Still, what’s particularly interesting about the sort of live TV Netflix is making is that it is designed to be rewatchable. Ultimately Netflix wants these shows to add to the war chest of content they have spent the last decade building. Those live television broadcasts like the nightly news or breakfast TV programmes, which you’re unlikely to ever revisit after they are first broadcast, are useless to Netflix. But something like The Roast of Tom Brady – which will been watched by far more people in the hours and days after it aired than those who watched it live – has value.

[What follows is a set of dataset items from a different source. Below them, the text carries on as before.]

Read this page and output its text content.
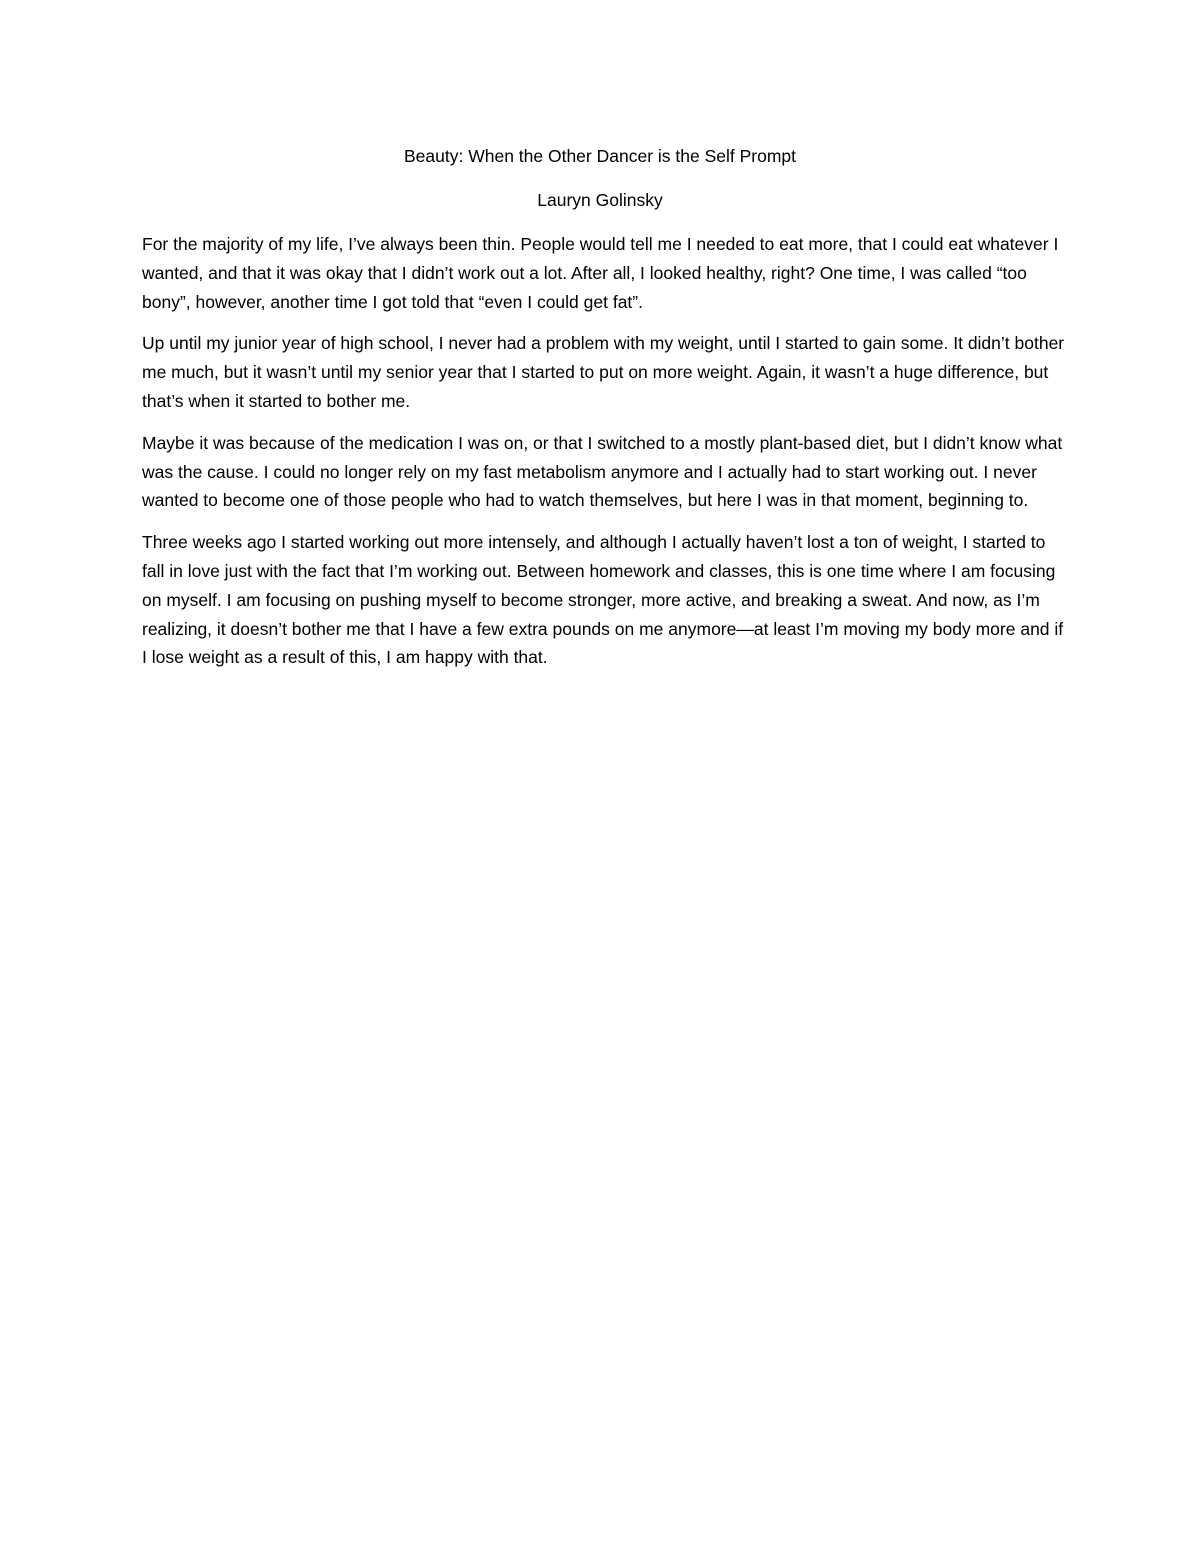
Beauty: When the Other Dancer is the Self Prompt

Lauryn Golinsky

For the majority of my life, I’ve always been thin. People would tell me I needed to eat more, that I could eat whatever I wanted, and that it was okay that I didn’t work out a lot. After all, I looked healthy, right? One time, I was called “too bony”, however, another time I got told that “even I could get fat”.

Up until my junior year of high school, I never had a problem with my weight, until I started to gain some. It didn’t bother me much, but it wasn’t until my senior year that I started to put on more weight. Again, it wasn’t a huge difference, but that’s when it started to bother me.

Maybe it was because of the medication I was on, or that I switched to a mostly plant-based diet, but I didn’t know what was the cause. I could no longer rely on my fast metabolism anymore and I actually had to start working out. I never wanted to become one of those people who had to watch themselves, but here I was in that moment, beginning to.

Three weeks ago I started working out more intensely, and although I actually haven’t lost a ton of weight, I started to fall in love just with the fact that I’m working out. Between homework and classes, this is one time where I am focusing on myself. I am focusing on pushing myself to become stronger, more active, and breaking a sweat. And now, as I’m realizing, it doesn’t bother me that I have a few extra pounds on me anymore—at least I’m moving my body more and if I lose weight as a result of this, I am happy with that.
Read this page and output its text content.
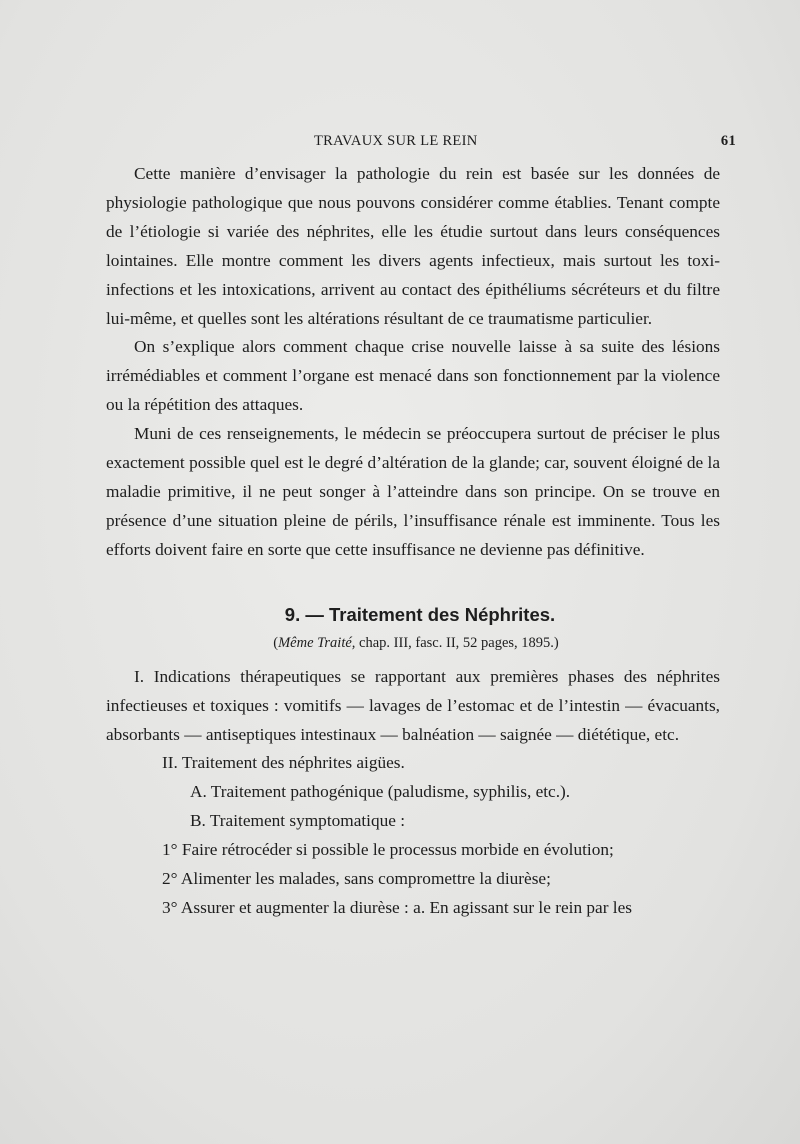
TRAVAUX SUR LE REIN	61

Cette manière d’envisager la pathologie du rein est basée sur les données de physiologie pathologique que nous pouvons considérer comme établies. Tenant compte de l’étiologie si variée des néphrites, elle les étudie surtout dans leurs conséquences lointaines. Elle montre comment les divers agents infectieux, mais surtout les toxi-infections et les intoxications, arrivent au contact des épithéliums sécréteurs et du filtre lui-même, et quelles sont les altérations résultant de ce traumatisme particulier.

On s’explique alors comment chaque crise nouvelle laisse à sa suite des lésions irrémédiables et comment l’organe est menacé dans son fonctionnement par la violence ou la répétition des attaques.

Muni de ces renseignements, le médecin se préoccupera surtout de préciser le plus exactement possible quel est le degré d’altération de la glande; car, souvent éloigné de la maladie primitive, il ne peut songer à l’atteindre dans son principe. On se trouve en présence d’une situation pleine de périls, l’insuffisance rénale est imminente. Tous les efforts doivent faire en sorte que cette insuffisance ne devienne pas définitive.

9. — Traitement des Néphrites.
(Même Traité, chap. III, fasc. II, 52 pages, 1895.)

I. Indications thérapeutiques se rapportant aux premières phases des néphrites infectieuses et toxiques : vomitifs — lavages de l’estomac et de l’intestin — évacuants, absorbants — antiseptiques intestinaux — balnéation — saignée — diététique, etc.

II. Traitement des néphrites aigües.

A. Traitement pathogénique (paludisme, syphilis, etc.).

B. Traitement symptomatique :

1° Faire rétrocéder si possible le processus morbide en évolution;

2° Alimenter les malades, sans compromettre la diurèse;

3° Assurer et augmenter la diurèse : a. En agissant sur le rein par les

Everybody’s In LA takes this further, a live show essentially engineered for rewatchability. It avoids current events for a sort of strange timelessness: those topics (palm trees, the paranormal) are evergreen, there’s no standard opening late night monologue riffing on current events, and even the skits – a focus group of old punks, for example – could have worked equally well in 2014 as 2024. It means that if you stumble upon the series in the next six hours or six years, it’s likely to have the same appeal. Or as Mulaney puts it in one episode: “Pretty soon we’ll just be a little box on your homepage under the heading ‘because you watched Korean romcoms’”.